Once their food made an appearance, they didn’t eat at the table, but instead had bowls on their laps in the living room. With the TV on, they sunk into a familiar, comfortable pattern. Harry, in his typical fashion, ordered lots of dishes, knowing full well that he was being a glutton. As always, Hermione was left in a wonder about where he managed to put it all away while remaining trim and physically fit. He demolished his chow mein, special fried rice and spicy beef, still having room to polish off half the spring rolls before grazing on prawn crackers. It was a miracle that there were leftovers.
After sharing a tub of ice cream, Harry appeared to finally reach his limit. Hermione settled back against the sofa once she brought Harry’s head on her lap while he started to nod off. Her fingers curled through his hair, savouring all the flutters of his eyelashes as he visibly enjoyed her touch. The intimacy carried no guilt as they pushed their relationship over that next hurdle. Hermione only smiled at Harry’s soft snoring, not caring that he’d fallen asleep on her while watching The World Is Not Enough that was currently showing on ITV.
An explosion on screen soon had Harry jerking awake. He blinked sleepily, looking up at Hermione from her lap. She watched as he pieced together the compromising position he was in before relaxing. He sighed, closing his eyes.
“Hangover catching up with you?” She asked him, amused.
“Something like that,” he answered. “Why didn’t you wake me up?”
“It was nice to see you relaxed,” she said, “you can sleep over… you know. Just because we agreed no sex doesn’t mean keeping separate.”
“I have the early shift tomorrow,” Harry said, “annoyingly, people still commit magical crimes over Christmas.”
“How rude of them.”
“I know,” he sighed wearily, “especially because this is really nice and I don’t want to go anywhere.”
He then groaned, pushing himself up from her lap. He reached for his glasses where she had removed them, placing them on the sofa arm. Hermione inwardly bemoaned the loss of his warmth and weight. Harry settled next to her, arm bumping against hers. She turned her head, finding him looking at her thoughtfully with his glasses restored.

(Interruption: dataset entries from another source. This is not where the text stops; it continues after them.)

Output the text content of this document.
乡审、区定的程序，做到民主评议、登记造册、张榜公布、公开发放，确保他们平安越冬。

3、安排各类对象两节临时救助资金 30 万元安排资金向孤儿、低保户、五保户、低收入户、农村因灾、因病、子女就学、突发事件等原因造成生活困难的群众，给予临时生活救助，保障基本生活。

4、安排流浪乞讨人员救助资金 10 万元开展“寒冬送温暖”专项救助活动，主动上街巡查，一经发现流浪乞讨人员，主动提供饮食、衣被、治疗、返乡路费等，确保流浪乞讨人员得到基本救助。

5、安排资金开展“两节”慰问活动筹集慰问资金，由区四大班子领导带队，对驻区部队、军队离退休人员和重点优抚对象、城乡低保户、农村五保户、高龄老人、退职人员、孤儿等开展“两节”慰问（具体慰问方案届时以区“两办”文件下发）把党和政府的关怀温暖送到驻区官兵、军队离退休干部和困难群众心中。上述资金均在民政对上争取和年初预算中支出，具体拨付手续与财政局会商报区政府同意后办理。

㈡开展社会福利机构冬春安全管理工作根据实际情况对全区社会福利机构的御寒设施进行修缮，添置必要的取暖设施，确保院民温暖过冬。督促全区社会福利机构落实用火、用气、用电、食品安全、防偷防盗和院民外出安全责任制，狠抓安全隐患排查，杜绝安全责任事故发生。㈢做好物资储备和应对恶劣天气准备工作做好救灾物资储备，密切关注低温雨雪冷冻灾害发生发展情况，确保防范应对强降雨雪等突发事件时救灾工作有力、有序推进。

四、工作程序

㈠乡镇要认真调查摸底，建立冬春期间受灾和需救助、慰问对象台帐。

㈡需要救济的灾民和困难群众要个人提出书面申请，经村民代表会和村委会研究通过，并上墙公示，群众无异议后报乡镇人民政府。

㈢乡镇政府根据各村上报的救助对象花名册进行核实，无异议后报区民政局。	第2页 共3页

“What?” She asked, trying to fathom out his thoughts.
“This really isn’t how I imagined Christmas playing out,” he said with a rueful chuckle, “well, yesterday did, but today? Not so much. I’m glad that I talked myself into this, though.”
“If you hadn’t taken the initiative, I expect I would have ended up doing so myself,” Hermione said honestly, “as much as I wish I could say that this was all a big surprise, it wasn’t. Part of me has been hoping that things would go this way, but I was afraid.”
“Yeah, me too,” Harry said, his smile soft and genuine, “still am, actually, but this feels right. Maybe it’s too soon to tell, I don’t know, but… I guess we just have to see.”
Hermione brought her hand up to his face, running her fingers over his cheek where it dimpled. The prospect of embarking on a romance had her heart skittering in anxiety, heading into unfamiliar territory without a map or a compass to guide her safety through. As much as she feared eventual heartbreak, or worse causing that pain upon Harry, she knew in her heart that the good outweighed the bad. Harry wasn’t like Ron and she wasn’t like Ginny. He wasn’t a hero, a paragon of perfection, the dream husband with the famous name and prosperous future. He was a man with all his bad habits and silly little quirks. She could tolerate them all… and she would continue to be there for him, friend or more than a friend.
“I suppose we will,” she said, feeling the lift on her spirits as she fully embraced the romantic rhythm Harry had set. Leaning in, she kissed him, and knew then that he was definitely staying the night whether or not he had work early in the morning.